Answer: The majority of PCR tests for yeast are not Federal Drug Administration (FDA)-cleared, and providers who use these tests should be familiar with the performance characteristics of the specific test used.
2. Why did you choose not to provide guidance on Aerobic Vaginitis?
Answer: There is no guidance on aerobic vaginitis included in the treatment guidelines, as there is no data that aerobic vaginitis is sexually transmissible.
There were additional comments generated concerning the webinar that were reviewed and were taken into consideration while finalizing the 2021 STI Treatment Guidelines including the following:
- Ensure practitioners are trained in pelvic and anal exams.
- Use the term Nucleic-Acid Amplification Test (NAAT) for molecular testing in the guidelines.
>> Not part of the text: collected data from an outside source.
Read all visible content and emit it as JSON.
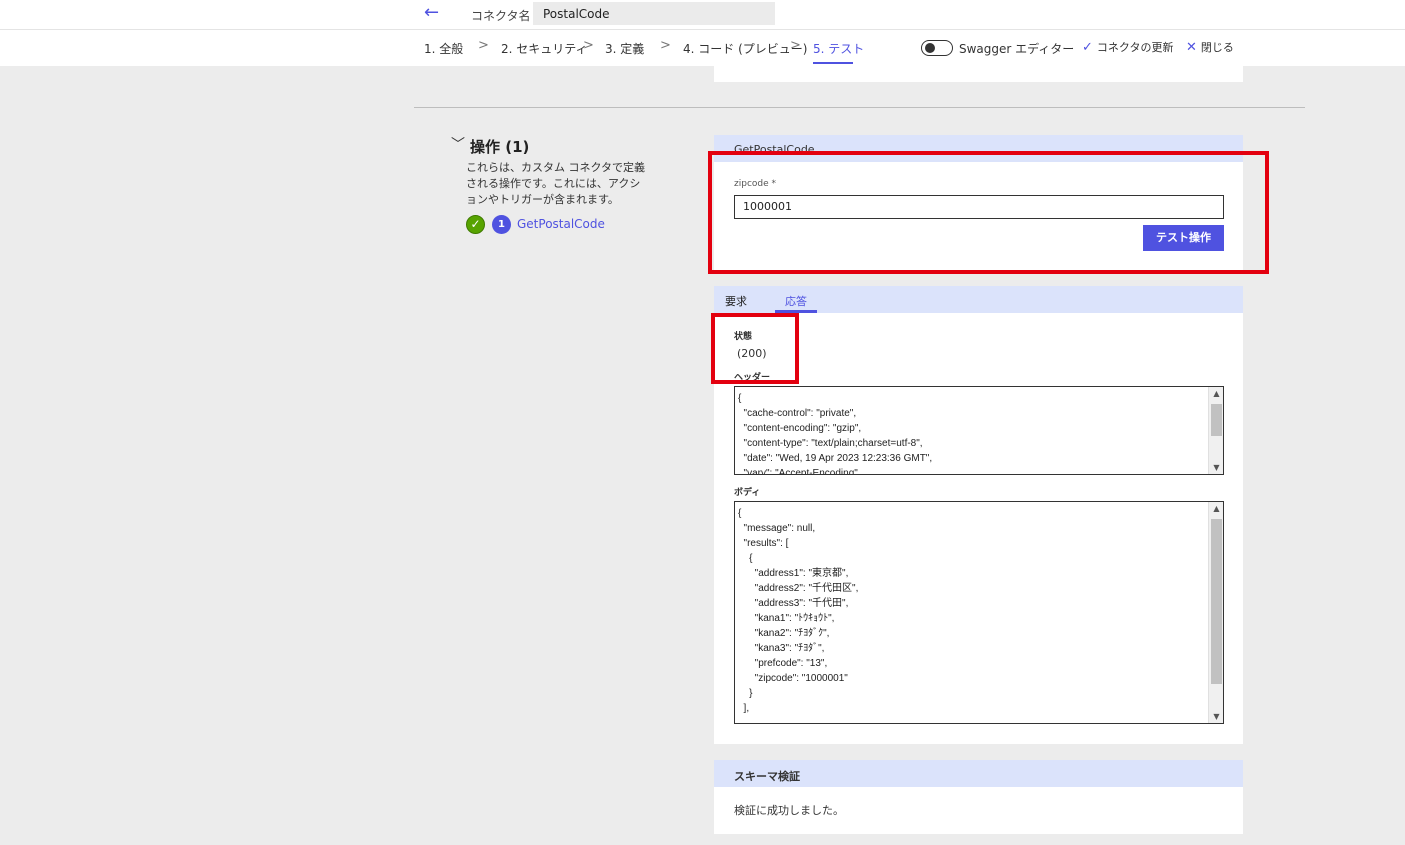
{
  "header": {
    "back_icon": "←",
    "connector_label": "コネクタ名",
    "connector_name": "PostalCode"
  },
  "steps": [
    {
      "label": "1. 全般"
    },
    {
      "label": "2. セキュリティ"
    },
    {
      "label": "3. 定義"
    },
    {
      "label": "4. コード (プレビュー)"
    },
    {
      "label": "5. テスト"
    }
  ],
  "step_separator": ">",
  "toolbar": {
    "swagger_label": "Swagger エディター",
    "update_label": "コネクタの更新",
    "close_label": "閉じる",
    "check_icon": "✓",
    "close_icon": "✕"
  },
  "operations": {
    "chevron": "﹀",
    "title": "操作 (1)",
    "description": "これらは、カスタム コネクタで定義される操作です。これには、アクションやトリガーが含まれます。",
    "check_icon": "✓",
    "badge": "1",
    "operation_name": "GetPostalCode"
  },
  "test_card": {
    "title": "GetPostalCode",
    "zipcode_label": "zipcode *",
    "zipcode_value": "1000001",
    "test_button": "テスト操作"
  },
  "response": {
    "tab_request": "要求",
    "tab_response": "応答",
    "status_label": "状態",
    "status_value": "(200)",
    "headers_label": "ヘッダー",
    "headers_text": "{\n  \"cache-control\": \"private\",\n  \"content-encoding\": \"gzip\",\n  \"content-type\": \"text/plain;charset=utf-8\",\n  \"date\": \"Wed, 19 Apr 2023 12:23:36 GMT\",\n  \"vary\": \"Accept-Encoding\"",
    "body_label": "ボディ",
    "body_text": "{\n  \"message\": null,\n  \"results\": [\n    {\n      \"address1\": \"東京都\",\n      \"address2\": \"千代田区\",\n      \"address3\": \"千代田\",\n      \"kana1\": \"ﾄｳｷｮｳﾄ\",\n      \"kana2\": \"ﾁﾖﾀﾞｸ\",\n      \"kana3\": \"ﾁﾖﾀﾞ\",\n      \"prefcode\": \"13\",\n      \"zipcode\": \"1000001\"\n    }\n  ],"
  },
  "schema": {
    "title": "スキーマ検証",
    "message": "検証に成功しました。"
  },
  "colors": {
    "accent": "#4f52e0",
    "highlight": "#e3000f",
    "success": "#57a300"
  }
}
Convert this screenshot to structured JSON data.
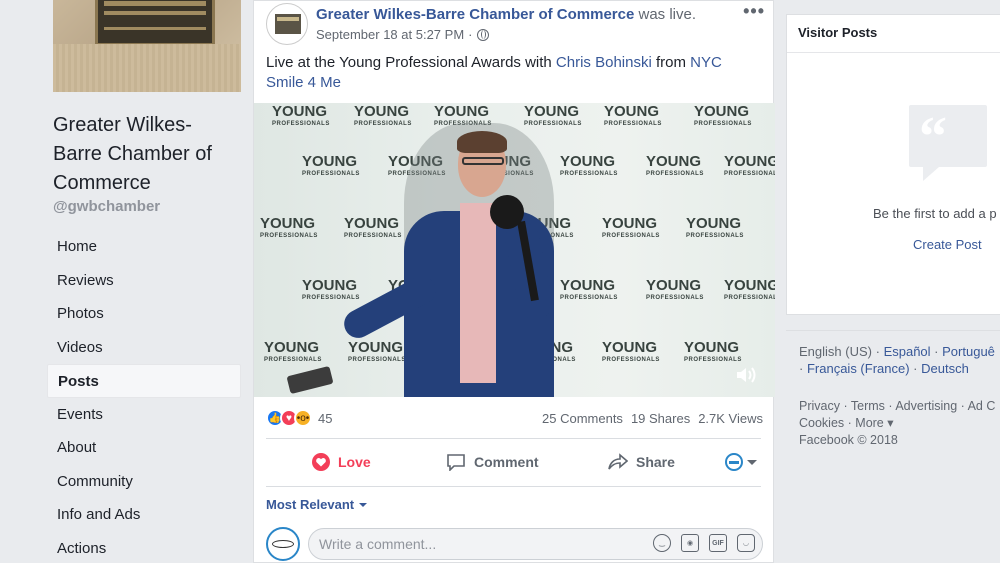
{
  "page": {
    "name": "Greater Wilkes-Barre Chamber of Commerce",
    "handle": "@gwbchamber"
  },
  "nav": {
    "items": [
      {
        "label": "Home"
      },
      {
        "label": "Reviews"
      },
      {
        "label": "Photos"
      },
      {
        "label": "Videos"
      },
      {
        "label": "Posts"
      },
      {
        "label": "Events"
      },
      {
        "label": "About"
      },
      {
        "label": "Community"
      },
      {
        "label": "Info and Ads"
      },
      {
        "label": "Actions"
      }
    ],
    "active": "Posts"
  },
  "post": {
    "author": "Greater Wilkes-Barre Chamber of Commerce",
    "action": "was live.",
    "timestamp": "September 18 at 5:27 PM",
    "dot": "·",
    "more": "•••",
    "text_prefix": "Live at the Young Professional Awards with ",
    "mention_1": "Chris Bohinski",
    "text_mid": " from ",
    "mention_2": "NYC Smile 4 Me",
    "video": {
      "watermark_word": "YOUNG",
      "watermark_sub": "PROFESSIONALS"
    },
    "reaction_count": "45",
    "comments": "25 Comments",
    "shares": "19 Shares",
    "views": "2.7K Views",
    "actions": {
      "love": "Love",
      "comment": "Comment",
      "share": "Share"
    },
    "sort_label": "Most Relevant",
    "comment_placeholder": "Write a comment...",
    "comment_icons": {
      "gif": "GIF"
    }
  },
  "visitor_posts": {
    "title": "Visitor Posts",
    "empty_text": "Be the first to add a p",
    "create_label": "Create Post"
  },
  "languages": {
    "current": "English (US)",
    "options": [
      "Español",
      "Portuguê",
      "Français (France)",
      "Deutsch"
    ],
    "separator": "·"
  },
  "footer": {
    "links_row1": [
      "Privacy",
      "Terms",
      "Advertising",
      "Ad C"
    ],
    "links_row2_a": "Cookies",
    "links_row2_b": "More",
    "copyright": "Facebook © 2018"
  },
  "colors": {
    "link": "#385898",
    "love": "#f33e58",
    "background": "#e9ebee"
  }
}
Polymerase chain reaction is only one technology used in invitro diagnostic (IVD) devices, transcription-mediated amplification, Helicase Dependent Amplification, Invader, and Strand Displacement all are all used for sexually transmitted infection (STI) diagnosis in Federal Drug Administration (FDA)-cleared IVD devices.
- Test-of-cure for gonorrhea has not been high yield in the United States Response to Resistant Gonorrhea (SURRG) study unless an alternative regimen was used at the pharyngeal site. There have been persons who have a false positive test at 8-10 days at the pharynx. It is unclear that the test-of-cure will be cost-effective or patient-centered.
- The treatment recommendations related to Mycoplasma on persistent/recurrent urethritis differ from those presented for Mycoplasma.
- Lymphogranuloma venereum (LGV) treatment: The “small study” of 7d doxycycline (doxy) in the United Kingdom was a retrospective chart review, and primarily addressed mild LGV. Expanded NAAT to detect LGV biovar is not necessary for all rectal chlamydia in men who have sex with me, because 7d doxy works equally well in both LGV and non-LGV infections.
- I am concerned the new guidelines on cervical cancer screening will be resorted to STD screening. We will miss significant screening for adenocarcinoma and uterine cancers.
- I am hoping there will be a forum for more review and input, especially from the OB/GYN community.